Regardless of the path that brings a donor and a recipient together, they must still satisfy screening criteria that include medical, psychological, financial, and ethical standards, a-nd resolve conflicts of interest on all sides.
This triage function and the actual provision of transplant services need to remain the purview of qualified facilities, under expert supervision, to provide a check upon wildcat or impulsive eBay organ swappers.
The question of payment for organs is stickier. On the one hand, the image of a homeless indigent signing up at the storefront kidney bank causes a pang of empathic anguish, and there are practical problems with organs from socially disadvantaged donors, including real medical risks from unhealthy lifestyles.
On the other hand, some would say it is presumptuous and paternalistic to forbid a starving Bombay street beggar to collect money to feed himself and his family for a couple of years, in return for sacrificing an organ he won't need anyway, if he dies.
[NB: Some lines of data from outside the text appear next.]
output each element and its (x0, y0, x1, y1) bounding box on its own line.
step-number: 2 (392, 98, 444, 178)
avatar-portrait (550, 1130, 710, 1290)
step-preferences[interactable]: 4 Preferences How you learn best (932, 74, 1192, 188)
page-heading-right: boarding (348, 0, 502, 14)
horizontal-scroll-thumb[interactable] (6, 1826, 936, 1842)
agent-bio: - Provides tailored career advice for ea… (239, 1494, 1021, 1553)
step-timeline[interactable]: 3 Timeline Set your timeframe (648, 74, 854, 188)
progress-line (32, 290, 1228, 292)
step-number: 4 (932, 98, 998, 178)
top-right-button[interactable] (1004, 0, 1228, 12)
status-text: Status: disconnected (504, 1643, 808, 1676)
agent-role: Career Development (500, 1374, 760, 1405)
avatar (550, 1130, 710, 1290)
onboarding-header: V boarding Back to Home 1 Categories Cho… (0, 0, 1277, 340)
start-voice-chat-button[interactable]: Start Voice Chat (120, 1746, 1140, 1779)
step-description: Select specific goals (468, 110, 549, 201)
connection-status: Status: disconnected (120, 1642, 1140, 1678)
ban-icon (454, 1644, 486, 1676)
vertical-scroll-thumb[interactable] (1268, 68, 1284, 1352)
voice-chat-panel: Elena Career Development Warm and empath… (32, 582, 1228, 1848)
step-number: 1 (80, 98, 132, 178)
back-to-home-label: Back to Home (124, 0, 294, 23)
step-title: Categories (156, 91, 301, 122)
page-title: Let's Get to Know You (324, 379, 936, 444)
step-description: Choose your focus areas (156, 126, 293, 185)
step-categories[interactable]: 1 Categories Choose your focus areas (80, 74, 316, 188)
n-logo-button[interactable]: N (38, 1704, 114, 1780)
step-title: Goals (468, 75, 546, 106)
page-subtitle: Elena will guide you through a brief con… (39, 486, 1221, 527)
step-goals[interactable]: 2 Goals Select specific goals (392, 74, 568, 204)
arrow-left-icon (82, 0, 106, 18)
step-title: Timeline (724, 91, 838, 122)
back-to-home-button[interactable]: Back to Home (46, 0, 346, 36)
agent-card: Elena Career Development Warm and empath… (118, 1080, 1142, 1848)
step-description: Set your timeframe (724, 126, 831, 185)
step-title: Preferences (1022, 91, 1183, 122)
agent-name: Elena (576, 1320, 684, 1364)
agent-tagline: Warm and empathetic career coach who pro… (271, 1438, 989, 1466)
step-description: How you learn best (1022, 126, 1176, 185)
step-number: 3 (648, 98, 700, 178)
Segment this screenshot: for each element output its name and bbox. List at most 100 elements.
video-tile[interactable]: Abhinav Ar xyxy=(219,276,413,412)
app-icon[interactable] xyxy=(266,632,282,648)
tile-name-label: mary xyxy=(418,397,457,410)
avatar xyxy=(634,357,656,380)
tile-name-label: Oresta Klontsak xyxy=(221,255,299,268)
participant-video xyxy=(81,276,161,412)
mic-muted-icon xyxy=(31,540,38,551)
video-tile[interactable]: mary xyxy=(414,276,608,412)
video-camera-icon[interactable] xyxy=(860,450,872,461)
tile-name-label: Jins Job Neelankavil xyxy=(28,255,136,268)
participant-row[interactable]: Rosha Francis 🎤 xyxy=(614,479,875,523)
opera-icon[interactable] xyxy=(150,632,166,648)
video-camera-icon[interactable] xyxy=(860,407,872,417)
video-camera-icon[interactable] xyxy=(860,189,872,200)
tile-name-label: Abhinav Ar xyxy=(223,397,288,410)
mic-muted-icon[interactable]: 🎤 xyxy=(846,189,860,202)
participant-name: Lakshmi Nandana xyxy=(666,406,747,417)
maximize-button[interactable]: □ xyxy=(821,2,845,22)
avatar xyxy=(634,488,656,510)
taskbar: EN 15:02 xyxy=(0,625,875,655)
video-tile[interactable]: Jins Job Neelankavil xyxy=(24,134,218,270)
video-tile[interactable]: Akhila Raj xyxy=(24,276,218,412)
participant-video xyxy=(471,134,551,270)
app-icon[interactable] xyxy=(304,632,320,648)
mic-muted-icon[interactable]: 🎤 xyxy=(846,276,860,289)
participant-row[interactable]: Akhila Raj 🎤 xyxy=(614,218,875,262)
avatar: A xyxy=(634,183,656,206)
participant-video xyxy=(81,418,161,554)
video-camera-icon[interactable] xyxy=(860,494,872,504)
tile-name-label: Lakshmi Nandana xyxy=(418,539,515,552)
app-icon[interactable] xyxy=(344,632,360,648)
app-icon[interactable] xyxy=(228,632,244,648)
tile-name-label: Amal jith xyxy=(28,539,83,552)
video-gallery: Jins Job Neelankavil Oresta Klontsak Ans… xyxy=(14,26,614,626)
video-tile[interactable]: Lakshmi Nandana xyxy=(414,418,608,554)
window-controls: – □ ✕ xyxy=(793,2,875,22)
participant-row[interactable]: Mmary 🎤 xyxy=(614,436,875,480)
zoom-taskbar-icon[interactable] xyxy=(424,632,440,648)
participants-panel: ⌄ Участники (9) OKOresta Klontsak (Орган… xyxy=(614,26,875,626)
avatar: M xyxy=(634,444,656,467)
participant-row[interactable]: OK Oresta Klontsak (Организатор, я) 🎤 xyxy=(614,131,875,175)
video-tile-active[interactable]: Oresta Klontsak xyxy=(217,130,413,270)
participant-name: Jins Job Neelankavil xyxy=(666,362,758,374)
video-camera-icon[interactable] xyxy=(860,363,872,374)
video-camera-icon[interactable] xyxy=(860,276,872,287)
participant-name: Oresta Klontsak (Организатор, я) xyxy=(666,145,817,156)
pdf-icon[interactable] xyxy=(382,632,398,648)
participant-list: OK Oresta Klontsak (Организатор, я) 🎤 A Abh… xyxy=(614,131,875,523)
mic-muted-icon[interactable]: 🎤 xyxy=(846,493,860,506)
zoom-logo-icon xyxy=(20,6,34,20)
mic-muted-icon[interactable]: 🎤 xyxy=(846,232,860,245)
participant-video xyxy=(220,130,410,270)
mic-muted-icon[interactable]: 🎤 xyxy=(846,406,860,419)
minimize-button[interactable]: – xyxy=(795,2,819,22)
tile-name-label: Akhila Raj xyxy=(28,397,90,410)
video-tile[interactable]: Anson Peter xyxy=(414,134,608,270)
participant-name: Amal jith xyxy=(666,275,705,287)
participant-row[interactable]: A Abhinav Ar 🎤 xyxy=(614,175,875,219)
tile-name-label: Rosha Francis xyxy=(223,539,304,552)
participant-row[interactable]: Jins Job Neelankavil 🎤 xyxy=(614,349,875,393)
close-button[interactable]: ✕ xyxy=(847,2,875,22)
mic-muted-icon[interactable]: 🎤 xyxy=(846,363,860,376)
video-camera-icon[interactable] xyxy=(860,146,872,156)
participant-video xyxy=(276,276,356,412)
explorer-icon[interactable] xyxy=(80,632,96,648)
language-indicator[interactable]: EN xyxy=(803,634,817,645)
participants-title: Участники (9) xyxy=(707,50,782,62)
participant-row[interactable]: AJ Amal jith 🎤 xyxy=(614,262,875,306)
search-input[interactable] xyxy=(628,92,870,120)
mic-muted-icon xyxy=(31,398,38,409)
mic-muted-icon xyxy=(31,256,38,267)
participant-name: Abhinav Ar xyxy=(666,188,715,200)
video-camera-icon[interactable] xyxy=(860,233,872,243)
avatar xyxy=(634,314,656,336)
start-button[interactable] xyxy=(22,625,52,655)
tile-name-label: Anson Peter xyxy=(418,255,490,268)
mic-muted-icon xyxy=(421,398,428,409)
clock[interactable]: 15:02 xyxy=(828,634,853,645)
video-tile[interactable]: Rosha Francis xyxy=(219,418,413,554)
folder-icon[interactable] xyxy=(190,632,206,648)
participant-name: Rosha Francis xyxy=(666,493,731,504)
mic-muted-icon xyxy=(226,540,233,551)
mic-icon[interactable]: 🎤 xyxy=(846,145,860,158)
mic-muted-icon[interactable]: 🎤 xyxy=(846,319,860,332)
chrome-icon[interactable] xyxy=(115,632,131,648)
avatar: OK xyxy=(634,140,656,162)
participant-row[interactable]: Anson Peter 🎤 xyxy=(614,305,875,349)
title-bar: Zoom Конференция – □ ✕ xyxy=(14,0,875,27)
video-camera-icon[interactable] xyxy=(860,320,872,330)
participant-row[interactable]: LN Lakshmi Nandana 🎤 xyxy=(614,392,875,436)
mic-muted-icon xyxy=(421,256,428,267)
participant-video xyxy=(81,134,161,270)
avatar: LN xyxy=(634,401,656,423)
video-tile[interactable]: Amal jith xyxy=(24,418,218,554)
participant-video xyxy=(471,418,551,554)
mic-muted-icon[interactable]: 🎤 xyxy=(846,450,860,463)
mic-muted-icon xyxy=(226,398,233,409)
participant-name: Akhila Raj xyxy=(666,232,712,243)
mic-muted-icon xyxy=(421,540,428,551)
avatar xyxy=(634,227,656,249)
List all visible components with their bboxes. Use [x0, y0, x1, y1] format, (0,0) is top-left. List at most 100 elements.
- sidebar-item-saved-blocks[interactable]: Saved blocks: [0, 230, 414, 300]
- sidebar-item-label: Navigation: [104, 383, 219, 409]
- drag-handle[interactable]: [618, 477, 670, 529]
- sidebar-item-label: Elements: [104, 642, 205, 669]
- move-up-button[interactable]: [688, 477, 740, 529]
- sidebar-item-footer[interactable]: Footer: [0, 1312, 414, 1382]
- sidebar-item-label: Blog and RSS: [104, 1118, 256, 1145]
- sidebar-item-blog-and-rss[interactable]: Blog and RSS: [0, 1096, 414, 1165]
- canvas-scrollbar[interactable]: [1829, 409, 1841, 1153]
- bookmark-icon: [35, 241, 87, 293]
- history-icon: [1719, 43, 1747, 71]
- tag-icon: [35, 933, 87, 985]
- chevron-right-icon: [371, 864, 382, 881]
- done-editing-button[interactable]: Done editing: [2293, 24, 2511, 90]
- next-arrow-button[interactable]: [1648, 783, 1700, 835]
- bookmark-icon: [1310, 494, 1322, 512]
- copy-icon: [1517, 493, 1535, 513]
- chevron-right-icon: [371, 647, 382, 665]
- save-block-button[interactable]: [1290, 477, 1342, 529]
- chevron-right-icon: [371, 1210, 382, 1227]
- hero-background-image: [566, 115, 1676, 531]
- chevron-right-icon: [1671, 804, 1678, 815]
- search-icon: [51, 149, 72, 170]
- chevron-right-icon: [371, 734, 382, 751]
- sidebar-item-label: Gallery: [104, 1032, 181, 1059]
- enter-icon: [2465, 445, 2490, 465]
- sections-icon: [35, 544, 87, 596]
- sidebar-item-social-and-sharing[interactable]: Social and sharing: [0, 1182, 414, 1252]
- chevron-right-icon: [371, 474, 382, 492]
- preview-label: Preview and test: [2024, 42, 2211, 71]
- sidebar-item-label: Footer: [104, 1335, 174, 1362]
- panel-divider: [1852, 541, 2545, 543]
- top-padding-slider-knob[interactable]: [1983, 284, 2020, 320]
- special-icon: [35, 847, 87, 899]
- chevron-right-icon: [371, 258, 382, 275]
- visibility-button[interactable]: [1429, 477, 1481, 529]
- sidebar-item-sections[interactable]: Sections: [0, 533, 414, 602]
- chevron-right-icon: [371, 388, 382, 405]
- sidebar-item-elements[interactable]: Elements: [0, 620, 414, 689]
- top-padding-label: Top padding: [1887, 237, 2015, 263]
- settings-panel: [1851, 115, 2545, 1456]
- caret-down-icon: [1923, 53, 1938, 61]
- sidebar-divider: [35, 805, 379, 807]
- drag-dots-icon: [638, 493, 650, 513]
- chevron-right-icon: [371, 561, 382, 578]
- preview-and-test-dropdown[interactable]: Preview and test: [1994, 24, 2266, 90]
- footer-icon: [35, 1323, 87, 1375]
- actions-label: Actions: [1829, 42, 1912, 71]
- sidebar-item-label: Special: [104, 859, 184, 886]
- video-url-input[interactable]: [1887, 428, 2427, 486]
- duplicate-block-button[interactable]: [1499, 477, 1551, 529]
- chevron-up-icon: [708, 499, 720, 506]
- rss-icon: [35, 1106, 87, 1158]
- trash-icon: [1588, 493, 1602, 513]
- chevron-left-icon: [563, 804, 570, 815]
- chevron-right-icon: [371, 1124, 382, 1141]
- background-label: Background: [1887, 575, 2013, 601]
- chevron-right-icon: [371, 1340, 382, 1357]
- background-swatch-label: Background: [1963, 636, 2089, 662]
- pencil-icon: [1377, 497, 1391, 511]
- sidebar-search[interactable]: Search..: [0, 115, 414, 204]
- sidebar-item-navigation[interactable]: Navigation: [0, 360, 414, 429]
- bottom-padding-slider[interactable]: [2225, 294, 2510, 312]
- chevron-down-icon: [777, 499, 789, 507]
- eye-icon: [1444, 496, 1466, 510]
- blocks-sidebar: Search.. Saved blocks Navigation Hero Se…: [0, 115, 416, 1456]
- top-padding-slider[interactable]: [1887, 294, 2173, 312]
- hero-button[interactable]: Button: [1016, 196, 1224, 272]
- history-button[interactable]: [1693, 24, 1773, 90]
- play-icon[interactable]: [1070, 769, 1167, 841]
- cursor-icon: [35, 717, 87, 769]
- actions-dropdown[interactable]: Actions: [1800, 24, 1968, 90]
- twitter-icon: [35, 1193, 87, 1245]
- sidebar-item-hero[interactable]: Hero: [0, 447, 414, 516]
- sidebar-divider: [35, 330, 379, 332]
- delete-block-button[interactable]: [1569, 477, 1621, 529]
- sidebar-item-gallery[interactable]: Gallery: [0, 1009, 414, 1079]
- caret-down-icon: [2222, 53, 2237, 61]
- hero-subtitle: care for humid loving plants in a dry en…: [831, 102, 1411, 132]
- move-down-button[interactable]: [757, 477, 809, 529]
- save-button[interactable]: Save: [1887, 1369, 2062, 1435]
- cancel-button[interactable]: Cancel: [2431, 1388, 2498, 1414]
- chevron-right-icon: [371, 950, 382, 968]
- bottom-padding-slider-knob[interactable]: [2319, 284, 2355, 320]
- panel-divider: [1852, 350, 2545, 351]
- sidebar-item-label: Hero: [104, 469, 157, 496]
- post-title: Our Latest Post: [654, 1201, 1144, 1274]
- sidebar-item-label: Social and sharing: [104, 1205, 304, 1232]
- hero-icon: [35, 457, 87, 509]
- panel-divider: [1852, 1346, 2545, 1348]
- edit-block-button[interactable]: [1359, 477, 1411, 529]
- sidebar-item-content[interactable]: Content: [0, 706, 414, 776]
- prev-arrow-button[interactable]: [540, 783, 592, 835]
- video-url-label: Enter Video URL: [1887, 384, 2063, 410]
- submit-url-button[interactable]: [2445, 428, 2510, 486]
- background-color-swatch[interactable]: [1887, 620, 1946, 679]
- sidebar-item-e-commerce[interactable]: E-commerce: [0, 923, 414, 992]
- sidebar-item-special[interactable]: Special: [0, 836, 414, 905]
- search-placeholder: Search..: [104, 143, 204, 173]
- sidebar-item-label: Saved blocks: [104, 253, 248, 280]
In fact, this exact transaction is reported to be increasingly common in India. Is it exploitation — or capitalism? What if a mining company offered that beggar a job digging coal, which might carry an even greater chance of death? Or a job as a firefighter — arguably even more risky? How do we define the moral limits of what a person can earn by maiming his or her own body?
We pay millions to watch pugilists cause each other permanent brain damage, and thousands of high school athletes sacrifice their knee ligaments every year, with the enthusiastic approval of their parents.
All the issues
Why prohibit the sale of a kidney? True, there is potential for coercion that may color the voluntariness of the decision. We might want to protect the Bombay beggar (or the college student paying off a loan) from making a choice to be regretted later.
Yet economic pressure is simple compared to the issues involved with donations between family members.
Imagine learning that you are the only possible match for your mother-in-law, abusive uncle, or delinquent daughter. Conflicts of interest among altruistic donors span the full human spectrum, yet current policy considers these ethically acceptable while monetary transactions are not.
I bet we'll find a way to allow compensation for organ donors that preserves the ethical values important to us while we're waiting for the stem cell gang to make this whole stressful business fade into the history of medicine.
Michael S. Victoroff, MD, is a family practitioner in Denver who has also been an HMO medical director.